The Focus Wickes DIY Monitor, a survey of 1,500 shoppers across the UK, found that the average spend on DIY projects was £2,610 (€2,400) in the four months to end-June. This is 53.5 per cent higher than the same period last year.

It appears that low interest rates and poor returns from stock markets are encouraging people to invest more in their homes. Decorating and lifestyle-themed programmes on TV are also boosting sales.

According to the report, nearly 60 per cent of women and just under 40 per cent of men surveyed in the study said they "always picked up a lot of ideas" from programmes such as Changing Rooms, Home Front and Home Doctor.

The survey also reported that nearly 40 per cent of the UK adult population are regular DIY shoppers.

While not directly applicable to the Irish market, the information in the survey will be of interest to investors in Irish- quoted building materials and merchanting companies.

The two largest stocks in the sector - CRH and Grafton Group - are due to report interim results in early September.

Of the two, Grafton is the company that has significant exposure to DIY through its Woodie's chain in Ireland, which is the market leader.

Grafton has also expanded successfully into the UK and has grown to be the fourth-largest player in UK merchanting with an estimated 4-5 per cent market share.

The Grafton share price has risen sharply so far this year, reflecting the strength in housebuilding and related activities in both Ireland and Britain.

The share price has been particularly strong in recent months, rising by close to 30 per cent over the past month alone.

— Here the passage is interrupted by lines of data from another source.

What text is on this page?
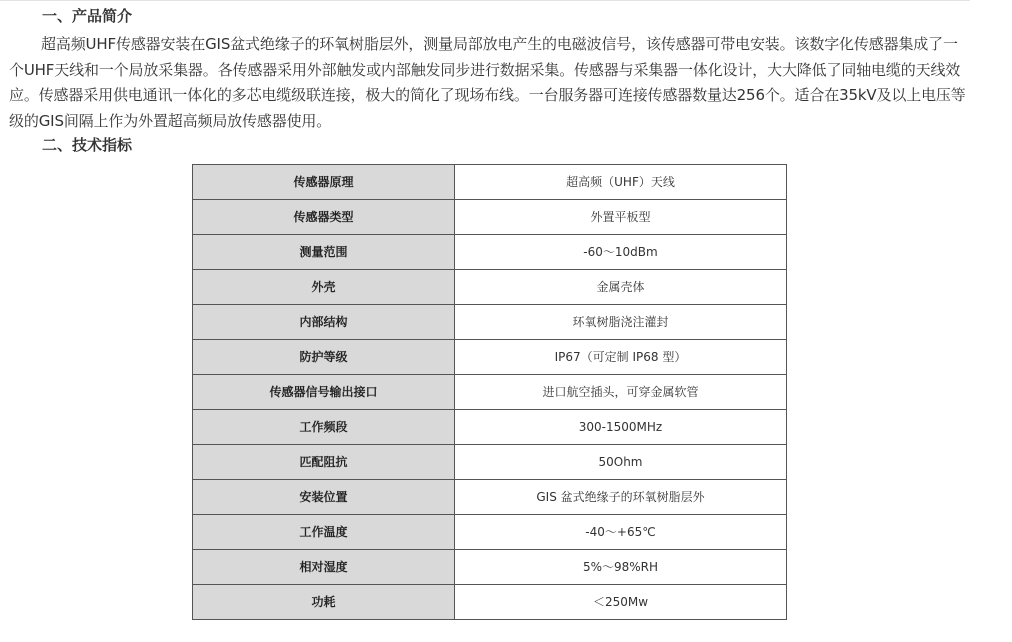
一、产品简介

超高频UHF传感器安装在GIS盆式绝缘子的环氧树脂层外，测量局部放电产生的电磁波信号，该传感器可带电安装。该数字化传感器集成了一个UHF天线和一个局放采集器。各传感器采用外部触发或内部触发同步进行数据采集。传感器与采集器一体化设计，大大降低了同轴电缆的天线效应。传感器采用供电通讯一体化的多芯电缆级联连接，极大的简化了现场布线。一台服务器可连接传感器数量达256个。适合在35kV及以上电压等级的GIS间隔上作为外置超高频局放传感器使用。

二、技术指标
传感器原理	超高频（UHF）天线
传感器类型	外置平板型
测量范围	-60～10dBm
外壳	金属壳体
内部结构	环氧树脂浇注灌封
防护等级	IP67（可定制 IP68 型）
传感器信号输出接口	进口航空插头，可穿金属软管
工作频段	300-1500MHz
匹配阻抗	50Ohm
安装位置	GIS 盆式绝缘子的环氧树脂层外
工作温度	-40～+65℃
相对湿度	5%～98%RH
功耗	＜250Mw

As well as buoyant underlying business conditions, the share price also benefited from the announcement that it is to be included in the DJ EuroStoxx 600 index from September 22nd. Funds that passively track this index have probably already started to purchase the stock in the market, thus generating extra demand for the shares.

This strong share price performance means that the market is now valuing the company on a higher price-earnings ratio (PER) than heretofore.

At the beginning of the year, Grafton's shares were trading around the €3.60 level that implied a PER of approximately 9 and a dividend yield of 2.5 per cent.

With the shares now trading at €5, the PER has expanded to 12 and the historic dividend yield has shrunk to 1.7 per cent.

However, as the accompanying table shows, this rating is still in keeping with Grafton's UK competitors.

The company's most important quoted competitors are Wolseley and Travis Perkins, both of whom are significantly larger than Grafton as measured by market capitalisation. Travis Perkins trades on a prospective PER of 13.3 and Wolseley's is 14.3, compared with Grafton's PER of 12.0. Wolseley does, however, pay a more generous dividend and therefore has a higher dividend yield of 2.3 per cent compared with Grafton's yield of 1.7 per cent.

These valuation metrics for Grafton indicate that it is now valued on a basis that is broadly comparable to its UK competitors whereas it did previously trade at a discount to the relevant UK sector.

A further rise in the share price through another expansion in its price earnings ratio is now highly unlikely.

However, if the company continues to produce healthy growth from its current operations and remains successful at its policy of bolt-on acquisitions, shareholders in the company should continue to enjoy satisfactory capital appreciation and the shares are likely to remain a core holding across most portfolios that invest in the Irish equity market.